Sem a Covid-19, os antigos trabalhadores continuariam a cumprir o ritual com a concentração no Jardim 28 de Maio, rebatizado pela gíria popular em Jardim dos Madgermanes, seguindo-se a caminhada por algumas das principais avenidas de Maputo, com cânticos e cartazes de teor reivindicativo. 

Não seriam mais de mil na marcha, como quando começou em dezembro de 1990, porque muitos foram morrendo por doença, de acordo com Arnaldo Mendes. Restam entre 200 a 250 participantes, disse, porque era essa a cifra das últimas ações de rua antes da pandemia. 

Dados oficiais indicam que mais de 11 mil moçambicanos foram contratados para trabalhar na antiga Alemanha do Leste, na década de 1980, no âmbito das relações de cooperação e solidariedade entre os países do bloco socialista. 

Casos novos do coronavírus em África (2 de dezembro de 2020)

Mais de 15 mil casos de Covid-19

Em 1 de abril de 2020 o estado de emergência foi decretado em Moçambique para suportar as restrições impostas para travar o novo coronavírus - que, entretanto, deu lugar ao estado de calamidade, em 7 de setembro, que continua a limitar os ajuntamentos. 

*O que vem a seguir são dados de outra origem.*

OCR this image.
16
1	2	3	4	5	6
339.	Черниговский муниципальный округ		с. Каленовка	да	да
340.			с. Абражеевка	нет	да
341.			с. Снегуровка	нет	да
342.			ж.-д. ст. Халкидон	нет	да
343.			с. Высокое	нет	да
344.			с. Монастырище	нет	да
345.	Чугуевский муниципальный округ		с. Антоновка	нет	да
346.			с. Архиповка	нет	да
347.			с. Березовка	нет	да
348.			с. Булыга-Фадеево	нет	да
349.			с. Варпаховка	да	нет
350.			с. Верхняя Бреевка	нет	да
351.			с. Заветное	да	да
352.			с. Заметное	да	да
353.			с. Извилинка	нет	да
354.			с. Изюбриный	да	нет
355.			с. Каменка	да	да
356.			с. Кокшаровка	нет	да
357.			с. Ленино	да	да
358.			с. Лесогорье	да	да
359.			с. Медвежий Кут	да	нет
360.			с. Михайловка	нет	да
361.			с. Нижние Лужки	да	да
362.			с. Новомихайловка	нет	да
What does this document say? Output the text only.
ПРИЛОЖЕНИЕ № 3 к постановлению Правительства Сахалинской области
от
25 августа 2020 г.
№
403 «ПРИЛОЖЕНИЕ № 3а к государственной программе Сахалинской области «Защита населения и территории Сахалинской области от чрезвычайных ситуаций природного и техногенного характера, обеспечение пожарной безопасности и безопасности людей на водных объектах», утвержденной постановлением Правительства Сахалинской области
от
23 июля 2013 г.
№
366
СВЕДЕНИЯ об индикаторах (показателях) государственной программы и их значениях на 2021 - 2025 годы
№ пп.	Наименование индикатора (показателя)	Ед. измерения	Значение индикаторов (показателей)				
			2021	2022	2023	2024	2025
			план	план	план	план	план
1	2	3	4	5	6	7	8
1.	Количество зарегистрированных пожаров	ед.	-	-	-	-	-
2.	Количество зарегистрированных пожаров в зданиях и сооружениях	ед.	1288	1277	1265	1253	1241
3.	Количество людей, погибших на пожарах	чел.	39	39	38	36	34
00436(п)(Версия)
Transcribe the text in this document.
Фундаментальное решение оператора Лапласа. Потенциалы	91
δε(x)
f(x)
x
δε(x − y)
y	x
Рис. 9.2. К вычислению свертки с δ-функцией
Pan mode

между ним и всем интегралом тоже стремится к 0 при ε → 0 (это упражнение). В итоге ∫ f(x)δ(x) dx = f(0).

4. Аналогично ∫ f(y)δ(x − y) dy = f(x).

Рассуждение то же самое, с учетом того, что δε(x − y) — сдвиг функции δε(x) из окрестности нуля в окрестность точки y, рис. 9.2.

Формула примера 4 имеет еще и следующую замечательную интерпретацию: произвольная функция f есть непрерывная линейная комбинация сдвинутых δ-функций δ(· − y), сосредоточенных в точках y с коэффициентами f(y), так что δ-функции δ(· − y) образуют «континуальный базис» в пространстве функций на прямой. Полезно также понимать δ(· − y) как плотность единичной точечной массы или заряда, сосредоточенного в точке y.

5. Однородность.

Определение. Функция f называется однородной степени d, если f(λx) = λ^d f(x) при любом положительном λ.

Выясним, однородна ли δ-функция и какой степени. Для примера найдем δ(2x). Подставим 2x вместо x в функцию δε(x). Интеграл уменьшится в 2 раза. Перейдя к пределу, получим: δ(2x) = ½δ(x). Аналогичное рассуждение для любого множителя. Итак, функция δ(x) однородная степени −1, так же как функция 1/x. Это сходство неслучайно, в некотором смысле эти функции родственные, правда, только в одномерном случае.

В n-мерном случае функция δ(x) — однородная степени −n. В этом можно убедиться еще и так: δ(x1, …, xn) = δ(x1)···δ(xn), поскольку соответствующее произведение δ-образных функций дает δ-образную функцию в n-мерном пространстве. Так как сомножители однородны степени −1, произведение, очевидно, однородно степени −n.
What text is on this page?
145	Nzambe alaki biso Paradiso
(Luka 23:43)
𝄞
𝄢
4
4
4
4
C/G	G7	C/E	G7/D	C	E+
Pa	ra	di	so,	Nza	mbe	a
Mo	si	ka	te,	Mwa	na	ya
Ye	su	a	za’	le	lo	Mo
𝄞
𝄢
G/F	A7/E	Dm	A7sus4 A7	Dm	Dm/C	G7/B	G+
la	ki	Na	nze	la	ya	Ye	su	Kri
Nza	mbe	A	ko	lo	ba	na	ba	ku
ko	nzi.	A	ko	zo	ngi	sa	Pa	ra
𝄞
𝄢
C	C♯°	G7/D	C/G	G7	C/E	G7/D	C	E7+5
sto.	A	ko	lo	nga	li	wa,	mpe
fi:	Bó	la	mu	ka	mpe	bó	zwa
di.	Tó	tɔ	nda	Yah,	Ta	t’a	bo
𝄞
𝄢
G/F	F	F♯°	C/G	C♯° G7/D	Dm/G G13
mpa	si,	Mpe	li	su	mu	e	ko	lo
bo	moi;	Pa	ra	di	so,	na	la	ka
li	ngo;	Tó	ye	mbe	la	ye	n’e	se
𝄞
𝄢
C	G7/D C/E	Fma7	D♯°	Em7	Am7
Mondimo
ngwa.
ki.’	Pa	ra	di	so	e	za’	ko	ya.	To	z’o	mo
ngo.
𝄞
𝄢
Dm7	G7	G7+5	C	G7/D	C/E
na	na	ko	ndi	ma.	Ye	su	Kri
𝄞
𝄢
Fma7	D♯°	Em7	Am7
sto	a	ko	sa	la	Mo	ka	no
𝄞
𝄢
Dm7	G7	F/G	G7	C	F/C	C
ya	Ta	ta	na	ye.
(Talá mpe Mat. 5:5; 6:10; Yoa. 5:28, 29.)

Moçambique contabiliza 132 mortes e um total acumulado de 15.866 casos de Covid-19 (88% dos quais recuperados). 

A pandemia de Covid-19 provocou pelo menos 1.482.240 mortos resultantes de mais de 63,8 milhões de casos de infeção em todo o mundo, segundo um balanço feito pela agência francesa AFP. 

A doença é transmitida por um novo coronavírus detetado no final de dezembro de 2019, em Wuhan, uma cidade do centro da China.